他也是刚刚才开始想这事,之前才发现自己喜欢应鹤闻,就被浇了一瓢凉水,眼下他倒是比应鹤闻先想,可这不是时间不充裕,也没来得及想太多。
也就是以现代年轻人网上冲浪应有的认知,知道大概是怎么进行的,判断了自己和应鹤闻大概是个什么分工。
徐迟反正是一直到看见应鹤闻的家伙之前,都还挺接受良好的。
喜欢他,想要更亲密,更进一步,这不是很正常?
要不是这个硬件设施有点儿太过分,徐迟就准备今天收了当生日礼物的呢,他太多时间想都想了那么多,那应鹤闻有充足的时间,岂不是……
他现在一时半会儿他是克服不了这巨大的冲击,不过可以听听这人平时都怎么想自己的。
“那你之前都怎么想的?”
他眼睛湿漉漉,里面的好奇简直满出来。
应鹤闻没立刻回答,怕吓到徐迟:“真想知道?”
“废话!不想知道我还问?”
徐迟好奇死了,也就是这个人,不然他也不好意思上来就问啊,但因为是他,真是想什么就问什么,面对他,徐迟脸皮厚得很。
应鹤闻看着他,觉得让徐迟知道也好。
知道了才会怕,才会知道自己很危险。
所以,在这一刻,他不再克制心中的野兽,将那些压抑的,幻想的,难以启齿的,都告诉徐迟。
也许过了今天,他们就再也不会这样的时候。
“我想……”
徐迟竖起耳朵,手都不禁慢下来,生怕漏听了什么,可应鹤闻比起缓慢的语气,手却比刚才更过分一些。
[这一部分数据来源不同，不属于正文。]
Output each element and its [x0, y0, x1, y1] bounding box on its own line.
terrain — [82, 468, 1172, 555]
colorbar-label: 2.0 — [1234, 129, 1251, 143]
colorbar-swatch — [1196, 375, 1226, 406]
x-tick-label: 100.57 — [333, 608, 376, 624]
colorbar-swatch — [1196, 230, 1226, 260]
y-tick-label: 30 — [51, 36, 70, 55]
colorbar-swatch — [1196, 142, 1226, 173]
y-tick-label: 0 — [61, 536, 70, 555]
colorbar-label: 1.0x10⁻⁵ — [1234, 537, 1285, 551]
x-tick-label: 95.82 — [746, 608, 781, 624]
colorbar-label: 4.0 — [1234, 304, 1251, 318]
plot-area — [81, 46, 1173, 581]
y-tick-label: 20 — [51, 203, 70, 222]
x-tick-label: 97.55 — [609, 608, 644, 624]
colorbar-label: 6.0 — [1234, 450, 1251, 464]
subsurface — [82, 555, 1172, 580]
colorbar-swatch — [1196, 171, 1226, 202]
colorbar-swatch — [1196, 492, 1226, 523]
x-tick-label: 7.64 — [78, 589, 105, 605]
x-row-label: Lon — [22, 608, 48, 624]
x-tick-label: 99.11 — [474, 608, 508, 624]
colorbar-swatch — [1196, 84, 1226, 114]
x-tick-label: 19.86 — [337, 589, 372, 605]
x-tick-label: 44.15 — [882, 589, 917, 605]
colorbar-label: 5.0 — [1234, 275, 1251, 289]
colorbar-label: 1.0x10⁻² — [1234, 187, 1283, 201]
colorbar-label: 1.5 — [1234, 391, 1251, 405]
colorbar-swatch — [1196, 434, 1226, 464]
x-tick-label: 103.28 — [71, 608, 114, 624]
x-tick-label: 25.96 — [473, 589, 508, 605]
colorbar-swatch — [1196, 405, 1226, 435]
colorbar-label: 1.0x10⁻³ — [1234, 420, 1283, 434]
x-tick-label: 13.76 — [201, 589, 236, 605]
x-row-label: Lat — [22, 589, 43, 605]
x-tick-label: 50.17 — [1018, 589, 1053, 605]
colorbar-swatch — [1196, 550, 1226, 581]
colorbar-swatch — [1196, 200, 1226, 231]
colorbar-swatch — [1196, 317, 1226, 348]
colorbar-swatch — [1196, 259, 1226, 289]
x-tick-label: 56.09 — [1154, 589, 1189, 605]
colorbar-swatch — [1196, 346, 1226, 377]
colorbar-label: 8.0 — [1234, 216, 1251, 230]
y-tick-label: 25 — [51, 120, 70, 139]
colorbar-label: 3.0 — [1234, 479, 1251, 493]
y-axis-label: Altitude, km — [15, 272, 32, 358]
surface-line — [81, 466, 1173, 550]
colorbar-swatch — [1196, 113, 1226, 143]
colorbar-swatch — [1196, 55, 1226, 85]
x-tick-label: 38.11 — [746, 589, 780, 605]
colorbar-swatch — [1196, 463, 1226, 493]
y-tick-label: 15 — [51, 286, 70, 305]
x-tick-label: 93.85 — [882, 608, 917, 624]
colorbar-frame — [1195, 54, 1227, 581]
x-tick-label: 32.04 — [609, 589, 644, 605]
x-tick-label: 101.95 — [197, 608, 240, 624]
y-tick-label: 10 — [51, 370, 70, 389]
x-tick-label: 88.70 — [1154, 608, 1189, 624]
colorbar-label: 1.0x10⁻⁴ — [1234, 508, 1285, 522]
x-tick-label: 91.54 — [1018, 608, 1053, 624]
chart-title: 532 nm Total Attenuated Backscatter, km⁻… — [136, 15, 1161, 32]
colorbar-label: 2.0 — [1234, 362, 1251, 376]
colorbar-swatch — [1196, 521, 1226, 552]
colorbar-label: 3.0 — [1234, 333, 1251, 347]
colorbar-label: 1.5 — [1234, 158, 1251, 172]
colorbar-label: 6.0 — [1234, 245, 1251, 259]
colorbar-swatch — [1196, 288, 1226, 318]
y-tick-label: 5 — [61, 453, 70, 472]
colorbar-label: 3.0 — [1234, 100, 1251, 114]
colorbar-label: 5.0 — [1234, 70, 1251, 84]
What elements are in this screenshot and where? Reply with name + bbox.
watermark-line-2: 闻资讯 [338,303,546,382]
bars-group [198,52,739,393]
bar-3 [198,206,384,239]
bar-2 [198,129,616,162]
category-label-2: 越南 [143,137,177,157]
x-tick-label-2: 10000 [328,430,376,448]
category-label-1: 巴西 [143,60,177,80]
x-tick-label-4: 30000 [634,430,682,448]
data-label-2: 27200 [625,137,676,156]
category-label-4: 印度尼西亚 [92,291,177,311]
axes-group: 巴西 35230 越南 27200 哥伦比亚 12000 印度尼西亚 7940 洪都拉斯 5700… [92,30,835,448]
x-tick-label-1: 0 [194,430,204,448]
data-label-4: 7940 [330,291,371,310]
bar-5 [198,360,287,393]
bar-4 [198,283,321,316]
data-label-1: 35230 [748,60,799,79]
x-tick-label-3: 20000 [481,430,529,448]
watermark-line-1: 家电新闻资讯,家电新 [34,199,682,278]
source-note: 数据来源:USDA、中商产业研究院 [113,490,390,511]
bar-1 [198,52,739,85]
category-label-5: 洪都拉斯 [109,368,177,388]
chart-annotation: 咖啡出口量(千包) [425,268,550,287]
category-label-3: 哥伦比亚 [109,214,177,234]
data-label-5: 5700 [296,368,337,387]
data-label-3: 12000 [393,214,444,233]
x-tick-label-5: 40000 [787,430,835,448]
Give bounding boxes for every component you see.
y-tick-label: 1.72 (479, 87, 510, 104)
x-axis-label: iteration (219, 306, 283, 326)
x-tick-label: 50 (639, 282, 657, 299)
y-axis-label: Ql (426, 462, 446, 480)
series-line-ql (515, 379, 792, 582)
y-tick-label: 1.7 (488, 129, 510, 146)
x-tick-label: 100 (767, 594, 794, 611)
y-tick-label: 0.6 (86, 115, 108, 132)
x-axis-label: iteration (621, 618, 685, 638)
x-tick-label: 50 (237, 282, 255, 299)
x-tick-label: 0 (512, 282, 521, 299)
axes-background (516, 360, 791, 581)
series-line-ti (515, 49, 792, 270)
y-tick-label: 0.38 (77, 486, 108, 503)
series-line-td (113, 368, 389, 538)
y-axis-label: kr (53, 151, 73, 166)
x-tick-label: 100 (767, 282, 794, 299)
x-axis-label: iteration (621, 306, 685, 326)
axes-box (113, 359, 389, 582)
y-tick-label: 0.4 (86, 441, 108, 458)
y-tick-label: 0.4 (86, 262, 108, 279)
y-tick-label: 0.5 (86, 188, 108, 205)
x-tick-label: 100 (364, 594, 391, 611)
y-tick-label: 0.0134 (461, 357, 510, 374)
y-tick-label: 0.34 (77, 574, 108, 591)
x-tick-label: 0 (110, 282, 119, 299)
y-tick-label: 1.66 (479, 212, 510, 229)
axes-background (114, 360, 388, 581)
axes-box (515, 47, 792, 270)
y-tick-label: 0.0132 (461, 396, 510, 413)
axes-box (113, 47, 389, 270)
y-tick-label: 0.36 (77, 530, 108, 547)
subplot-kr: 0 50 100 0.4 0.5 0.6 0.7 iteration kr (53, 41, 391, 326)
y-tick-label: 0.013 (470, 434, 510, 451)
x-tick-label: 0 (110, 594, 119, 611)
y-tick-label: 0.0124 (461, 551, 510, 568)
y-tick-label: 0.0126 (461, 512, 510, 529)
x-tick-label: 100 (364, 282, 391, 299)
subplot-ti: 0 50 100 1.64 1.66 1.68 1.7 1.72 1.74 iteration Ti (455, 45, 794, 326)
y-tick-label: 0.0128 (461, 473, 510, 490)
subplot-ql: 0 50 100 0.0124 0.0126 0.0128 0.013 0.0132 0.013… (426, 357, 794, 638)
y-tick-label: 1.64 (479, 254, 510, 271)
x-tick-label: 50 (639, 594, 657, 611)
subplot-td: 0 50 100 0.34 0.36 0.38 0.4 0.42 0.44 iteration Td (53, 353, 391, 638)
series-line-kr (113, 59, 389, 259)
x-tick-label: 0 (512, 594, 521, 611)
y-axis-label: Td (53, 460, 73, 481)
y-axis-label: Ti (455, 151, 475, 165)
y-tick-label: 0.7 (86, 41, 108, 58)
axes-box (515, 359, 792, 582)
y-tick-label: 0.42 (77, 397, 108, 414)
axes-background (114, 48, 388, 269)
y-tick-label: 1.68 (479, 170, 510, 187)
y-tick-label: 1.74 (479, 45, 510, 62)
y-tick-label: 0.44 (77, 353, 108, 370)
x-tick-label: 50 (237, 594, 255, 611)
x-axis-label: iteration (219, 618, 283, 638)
本来两个人之间还留着些许空隙,毕竟徐迟得忙活嘛,可渐渐,这点空隙就不见了。
“想咬你,看到脖子想咬,看到手也想咬,看到你的脚我都会想咬在嘴里是什么感觉,想在你全身都留下牙印子。”
徐迟不由自主蜷缩起了脚趾。忍住了没吭声,等着继续听。
“想看你哭,想到了就很兴奋,想要咬你,你可能会疼哭,我就觉得更……更兴奋。”
徐迟感觉自己人都矮了半截,有种近乎动物本能的危机感,头皮发麻的同时感觉这个瞬间身上汗毛都是炸开的,特别是注意到应鹤闻眼睛已经从他脸上移开,往他脖子上看的时候,徐迟开始犹豫要不要先别忙活了,护住脖子要紧。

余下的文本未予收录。